Abstract

The subsurface geology of the Missouri River Valley at Kansas City is represented in cross-sectional profile to a depth of 400 ft (122 m) from the borehole and construction site data along the alignment of the 2.74 mi (4.41 km) long Trans–Missouri River Water Tunnel. The rock section is divided into two broad categories: a) surficial materials, and b) bedrock. The surficial materials include unconsolidated to poorly consolidated deposits of alluvium and glacial debris (Holocene and Pleistocene Series, Quaternary System). The surficial materials, mostly alluvial sand with lenses of gravel, fill the lower 180 ft (51 m) of the “buried” bedrock valley. The lower several feet of the alluvium is boulders and coarse sand, referred to informally as the “boulder” bed.

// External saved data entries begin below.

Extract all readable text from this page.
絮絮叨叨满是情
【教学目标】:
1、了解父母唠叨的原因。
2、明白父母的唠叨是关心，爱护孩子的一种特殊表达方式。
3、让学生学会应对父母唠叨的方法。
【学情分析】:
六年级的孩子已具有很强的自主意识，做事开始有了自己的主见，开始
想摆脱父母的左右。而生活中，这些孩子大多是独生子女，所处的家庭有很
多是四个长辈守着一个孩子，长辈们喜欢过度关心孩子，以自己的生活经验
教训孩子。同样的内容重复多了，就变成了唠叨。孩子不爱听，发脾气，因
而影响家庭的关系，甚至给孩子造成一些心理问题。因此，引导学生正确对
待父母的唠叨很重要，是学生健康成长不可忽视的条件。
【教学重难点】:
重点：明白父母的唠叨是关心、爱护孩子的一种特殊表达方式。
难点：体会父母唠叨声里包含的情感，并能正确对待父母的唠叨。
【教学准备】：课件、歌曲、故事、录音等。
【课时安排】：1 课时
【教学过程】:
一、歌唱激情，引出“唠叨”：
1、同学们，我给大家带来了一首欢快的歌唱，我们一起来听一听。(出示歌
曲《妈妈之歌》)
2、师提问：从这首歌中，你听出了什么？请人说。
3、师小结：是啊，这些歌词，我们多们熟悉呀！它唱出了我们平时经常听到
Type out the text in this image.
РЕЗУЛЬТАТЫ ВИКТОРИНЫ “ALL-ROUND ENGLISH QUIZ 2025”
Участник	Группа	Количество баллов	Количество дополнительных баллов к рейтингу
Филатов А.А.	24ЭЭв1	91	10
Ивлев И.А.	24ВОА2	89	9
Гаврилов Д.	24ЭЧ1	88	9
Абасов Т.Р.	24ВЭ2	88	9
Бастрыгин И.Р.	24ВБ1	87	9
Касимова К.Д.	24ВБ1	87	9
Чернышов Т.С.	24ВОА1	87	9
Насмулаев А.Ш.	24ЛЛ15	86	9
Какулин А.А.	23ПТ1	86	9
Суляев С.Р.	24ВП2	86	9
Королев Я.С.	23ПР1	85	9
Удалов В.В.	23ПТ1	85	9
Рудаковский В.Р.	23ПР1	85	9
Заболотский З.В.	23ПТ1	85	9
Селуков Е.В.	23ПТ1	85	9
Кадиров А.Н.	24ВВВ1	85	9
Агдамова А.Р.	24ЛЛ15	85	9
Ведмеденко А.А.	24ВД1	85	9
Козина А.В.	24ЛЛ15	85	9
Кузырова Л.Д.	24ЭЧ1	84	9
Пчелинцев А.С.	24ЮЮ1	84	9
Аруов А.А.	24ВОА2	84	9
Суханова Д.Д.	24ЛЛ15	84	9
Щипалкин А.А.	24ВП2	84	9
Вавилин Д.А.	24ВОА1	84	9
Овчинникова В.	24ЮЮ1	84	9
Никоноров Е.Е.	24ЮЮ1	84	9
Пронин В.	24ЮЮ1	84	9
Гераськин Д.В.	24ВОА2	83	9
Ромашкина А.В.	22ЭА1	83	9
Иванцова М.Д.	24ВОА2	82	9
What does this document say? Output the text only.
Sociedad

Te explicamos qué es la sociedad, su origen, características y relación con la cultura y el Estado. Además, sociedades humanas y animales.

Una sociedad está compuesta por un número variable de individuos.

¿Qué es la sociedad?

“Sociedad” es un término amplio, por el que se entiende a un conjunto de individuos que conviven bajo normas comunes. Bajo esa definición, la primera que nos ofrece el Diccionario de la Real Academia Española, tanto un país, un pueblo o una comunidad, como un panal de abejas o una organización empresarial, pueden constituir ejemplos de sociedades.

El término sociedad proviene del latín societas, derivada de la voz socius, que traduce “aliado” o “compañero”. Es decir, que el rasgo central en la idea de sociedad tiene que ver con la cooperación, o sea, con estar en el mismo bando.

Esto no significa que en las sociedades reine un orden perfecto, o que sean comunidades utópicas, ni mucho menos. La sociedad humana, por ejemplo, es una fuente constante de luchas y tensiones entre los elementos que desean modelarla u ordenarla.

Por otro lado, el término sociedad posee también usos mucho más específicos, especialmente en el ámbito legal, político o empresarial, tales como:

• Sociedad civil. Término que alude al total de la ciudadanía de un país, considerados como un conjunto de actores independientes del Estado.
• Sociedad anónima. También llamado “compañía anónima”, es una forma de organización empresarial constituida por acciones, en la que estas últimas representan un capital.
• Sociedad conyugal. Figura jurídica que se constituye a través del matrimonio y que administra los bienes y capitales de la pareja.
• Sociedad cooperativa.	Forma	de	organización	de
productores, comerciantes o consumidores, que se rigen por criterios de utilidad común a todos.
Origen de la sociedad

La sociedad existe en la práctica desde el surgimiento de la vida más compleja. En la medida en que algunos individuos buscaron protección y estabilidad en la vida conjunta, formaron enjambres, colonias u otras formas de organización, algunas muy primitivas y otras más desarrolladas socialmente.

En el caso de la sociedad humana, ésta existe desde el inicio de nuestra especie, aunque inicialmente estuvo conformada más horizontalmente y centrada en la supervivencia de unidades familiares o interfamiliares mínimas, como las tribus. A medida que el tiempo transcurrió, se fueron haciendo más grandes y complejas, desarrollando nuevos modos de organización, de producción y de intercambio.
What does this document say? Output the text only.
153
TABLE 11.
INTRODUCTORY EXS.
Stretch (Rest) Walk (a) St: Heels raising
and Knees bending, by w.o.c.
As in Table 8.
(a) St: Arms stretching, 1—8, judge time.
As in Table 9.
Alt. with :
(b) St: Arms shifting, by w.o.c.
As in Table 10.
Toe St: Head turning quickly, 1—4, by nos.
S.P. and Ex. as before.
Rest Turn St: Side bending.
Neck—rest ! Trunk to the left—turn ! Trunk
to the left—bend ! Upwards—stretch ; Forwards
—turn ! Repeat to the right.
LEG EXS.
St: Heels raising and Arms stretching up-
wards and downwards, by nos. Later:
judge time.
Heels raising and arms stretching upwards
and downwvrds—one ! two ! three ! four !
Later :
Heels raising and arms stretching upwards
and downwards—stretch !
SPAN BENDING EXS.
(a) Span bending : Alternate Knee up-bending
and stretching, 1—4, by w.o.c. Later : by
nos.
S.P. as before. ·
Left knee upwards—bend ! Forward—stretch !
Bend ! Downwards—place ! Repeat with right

A deep narrow trench near the center of the bedrock valley is partially in-filled with glacial ablation till, the bottom of the trench is 186 ft (57 m) below the elevation of the floodplain. The section of bedrock (Pennsylvanian System) consists predominately of consolidated beds of limestone and silty to sandy gray shale arranged in cyclical sequences. The exploratory borings from the site investigation for the Trans-Missouri River Tunnel project provided the data to make a detailed stratigraphic analysis of the Pennsylvanian bedrock that included the complex interrelationships of the strata comprising a hydrocarbon-bearing, channel-fill deposit over 100 ft (30 m) thick. The 11-ft (3.4-m) diameter tunnel bore is constructed in bedrock, predominately silty to sandy gray shale and passes through a small oil and gas pool 325 ft (99 m) below the Missouri River floodplain.